Department of State v. Ray
A Supreme Court decision two years later would block an attempt to scrutinize government actions in favor of protecting minor privacy claims. In Department of State v. Ray, the federal government denied a lawyer’s request for the names and addresses of Haitian migrants whom the U.S. Coast Guard had intercepted at sea and returned to Haiti. The lawyer wanted to contact them to make sure the U.S. government was fulfilling its promise to ensure the Haitian government did not persecute people who fled the island. The court ruled in favor of the Department of State in 1991, saying that releasing such private information could harm the migrants and make them targets of retaliation.
American University legal expert Jeffrey Zimmerman said in his 1993 law review article that the agency did not prove a “clearly unwarranted invasion of personal privacy” and allowed minimal and speculative privacy interests to outweigh the substantial public interest in disclosing the names of Haitian migrants.

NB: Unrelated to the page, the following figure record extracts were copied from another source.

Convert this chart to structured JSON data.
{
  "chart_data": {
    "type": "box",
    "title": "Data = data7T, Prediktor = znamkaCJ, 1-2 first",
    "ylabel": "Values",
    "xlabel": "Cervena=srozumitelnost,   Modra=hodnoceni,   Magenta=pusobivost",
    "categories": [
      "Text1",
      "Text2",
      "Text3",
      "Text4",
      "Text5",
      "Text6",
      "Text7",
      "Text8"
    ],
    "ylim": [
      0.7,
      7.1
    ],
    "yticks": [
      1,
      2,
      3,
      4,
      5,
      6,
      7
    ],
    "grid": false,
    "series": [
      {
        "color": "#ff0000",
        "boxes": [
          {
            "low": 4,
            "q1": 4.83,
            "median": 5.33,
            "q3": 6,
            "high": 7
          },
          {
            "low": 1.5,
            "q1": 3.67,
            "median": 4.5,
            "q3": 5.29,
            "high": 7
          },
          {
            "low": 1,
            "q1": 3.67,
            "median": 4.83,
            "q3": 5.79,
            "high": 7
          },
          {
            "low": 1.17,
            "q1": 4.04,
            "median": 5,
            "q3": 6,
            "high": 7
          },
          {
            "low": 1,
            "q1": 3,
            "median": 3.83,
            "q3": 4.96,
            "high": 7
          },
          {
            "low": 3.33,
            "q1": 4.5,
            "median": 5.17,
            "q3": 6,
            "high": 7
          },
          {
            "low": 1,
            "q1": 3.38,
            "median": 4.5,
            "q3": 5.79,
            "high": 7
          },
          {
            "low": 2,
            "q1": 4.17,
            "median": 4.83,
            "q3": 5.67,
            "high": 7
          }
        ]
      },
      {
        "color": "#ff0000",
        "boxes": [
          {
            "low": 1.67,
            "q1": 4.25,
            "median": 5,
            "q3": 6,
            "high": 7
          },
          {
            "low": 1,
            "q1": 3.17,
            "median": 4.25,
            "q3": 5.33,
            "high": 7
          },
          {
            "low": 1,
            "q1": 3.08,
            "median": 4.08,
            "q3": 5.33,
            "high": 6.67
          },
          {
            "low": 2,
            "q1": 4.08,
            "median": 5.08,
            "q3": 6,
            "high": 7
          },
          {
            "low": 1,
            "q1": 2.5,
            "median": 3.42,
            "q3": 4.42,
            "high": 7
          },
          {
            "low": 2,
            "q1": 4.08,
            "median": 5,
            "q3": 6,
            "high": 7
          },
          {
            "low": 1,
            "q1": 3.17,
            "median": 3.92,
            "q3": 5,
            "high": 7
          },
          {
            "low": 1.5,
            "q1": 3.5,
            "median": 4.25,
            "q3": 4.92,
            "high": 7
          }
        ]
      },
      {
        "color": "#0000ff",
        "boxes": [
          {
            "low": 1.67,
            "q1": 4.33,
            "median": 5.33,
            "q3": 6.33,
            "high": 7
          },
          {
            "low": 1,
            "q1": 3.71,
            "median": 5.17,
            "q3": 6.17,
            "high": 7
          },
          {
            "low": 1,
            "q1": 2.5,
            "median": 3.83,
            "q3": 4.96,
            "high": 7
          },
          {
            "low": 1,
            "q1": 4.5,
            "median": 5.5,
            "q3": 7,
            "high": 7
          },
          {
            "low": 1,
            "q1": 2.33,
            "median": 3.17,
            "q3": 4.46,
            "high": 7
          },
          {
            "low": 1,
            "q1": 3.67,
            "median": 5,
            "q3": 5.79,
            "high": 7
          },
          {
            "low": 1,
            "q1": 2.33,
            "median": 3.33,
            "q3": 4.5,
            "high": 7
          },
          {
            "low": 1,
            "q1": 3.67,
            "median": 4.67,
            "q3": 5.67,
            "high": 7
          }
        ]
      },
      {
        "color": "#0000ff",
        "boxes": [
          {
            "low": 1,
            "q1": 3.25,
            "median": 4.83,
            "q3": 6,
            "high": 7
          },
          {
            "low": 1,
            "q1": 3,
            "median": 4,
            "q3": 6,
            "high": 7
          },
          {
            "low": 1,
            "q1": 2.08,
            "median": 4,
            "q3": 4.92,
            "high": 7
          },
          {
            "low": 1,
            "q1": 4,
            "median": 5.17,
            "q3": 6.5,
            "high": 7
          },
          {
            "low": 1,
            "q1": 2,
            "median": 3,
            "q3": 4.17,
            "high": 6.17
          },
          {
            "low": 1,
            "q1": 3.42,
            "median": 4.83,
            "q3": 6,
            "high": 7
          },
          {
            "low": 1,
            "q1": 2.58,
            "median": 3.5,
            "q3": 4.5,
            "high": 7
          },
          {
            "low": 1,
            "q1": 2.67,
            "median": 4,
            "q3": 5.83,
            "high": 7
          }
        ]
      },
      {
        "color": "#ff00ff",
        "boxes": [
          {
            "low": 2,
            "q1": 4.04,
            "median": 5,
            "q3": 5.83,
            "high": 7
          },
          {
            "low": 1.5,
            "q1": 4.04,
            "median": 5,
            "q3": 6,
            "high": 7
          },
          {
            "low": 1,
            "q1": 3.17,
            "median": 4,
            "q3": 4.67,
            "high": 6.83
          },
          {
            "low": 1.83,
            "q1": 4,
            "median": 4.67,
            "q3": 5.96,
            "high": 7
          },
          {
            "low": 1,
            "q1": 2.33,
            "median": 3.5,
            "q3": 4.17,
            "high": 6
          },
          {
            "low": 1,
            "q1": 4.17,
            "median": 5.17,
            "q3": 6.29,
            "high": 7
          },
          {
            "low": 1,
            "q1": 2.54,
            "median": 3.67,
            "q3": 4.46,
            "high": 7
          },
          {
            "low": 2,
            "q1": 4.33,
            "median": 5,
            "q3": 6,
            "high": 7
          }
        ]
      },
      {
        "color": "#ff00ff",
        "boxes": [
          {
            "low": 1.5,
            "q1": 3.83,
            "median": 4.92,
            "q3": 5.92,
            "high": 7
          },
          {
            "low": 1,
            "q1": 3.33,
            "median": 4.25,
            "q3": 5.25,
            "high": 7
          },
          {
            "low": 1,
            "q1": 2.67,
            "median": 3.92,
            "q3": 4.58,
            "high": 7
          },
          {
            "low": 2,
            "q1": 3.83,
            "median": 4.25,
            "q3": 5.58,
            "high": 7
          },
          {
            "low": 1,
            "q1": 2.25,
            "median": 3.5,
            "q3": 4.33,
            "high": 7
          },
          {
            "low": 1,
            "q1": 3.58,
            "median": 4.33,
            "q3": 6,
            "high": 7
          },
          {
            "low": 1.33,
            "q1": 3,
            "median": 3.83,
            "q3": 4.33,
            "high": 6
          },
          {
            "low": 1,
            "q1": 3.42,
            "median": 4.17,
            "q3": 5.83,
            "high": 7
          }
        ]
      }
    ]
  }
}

National Archives and Records Administration v. Favish
The Supreme Court’s expansion of Exemption Seven in a 2004 ruling would have a major impact on journalists by extending personal privacy rights to relatives. National Archives and Records Administration v. Favish revolved around a California attorney’s efforts to obtain the death-scene photographs of Vincent Foster Jr., former deputy counsel to President Clinton. Federal investigators labeled Foster’s death a suicide, but attorney Allan Favish doubted those findings and requested the photos under FOIA. The court would eventually deny the request and rule in favor of Foster’s relatives, who claimed that releasing the photos would constitute a painful and unwarranted invasion of the family’s privacy.
The court’s ruling set a “perilous” precedent for journalists, especially following the American invasion of Iraq a year earlier in 2003, according to Clay Calvert, co-director of the Pennsylvania Center for the First Amendment. He said Favish would make it more difficult for journalists to obtain records and photographs detailing the casualties of war if relatives could claim an invasion of privacy.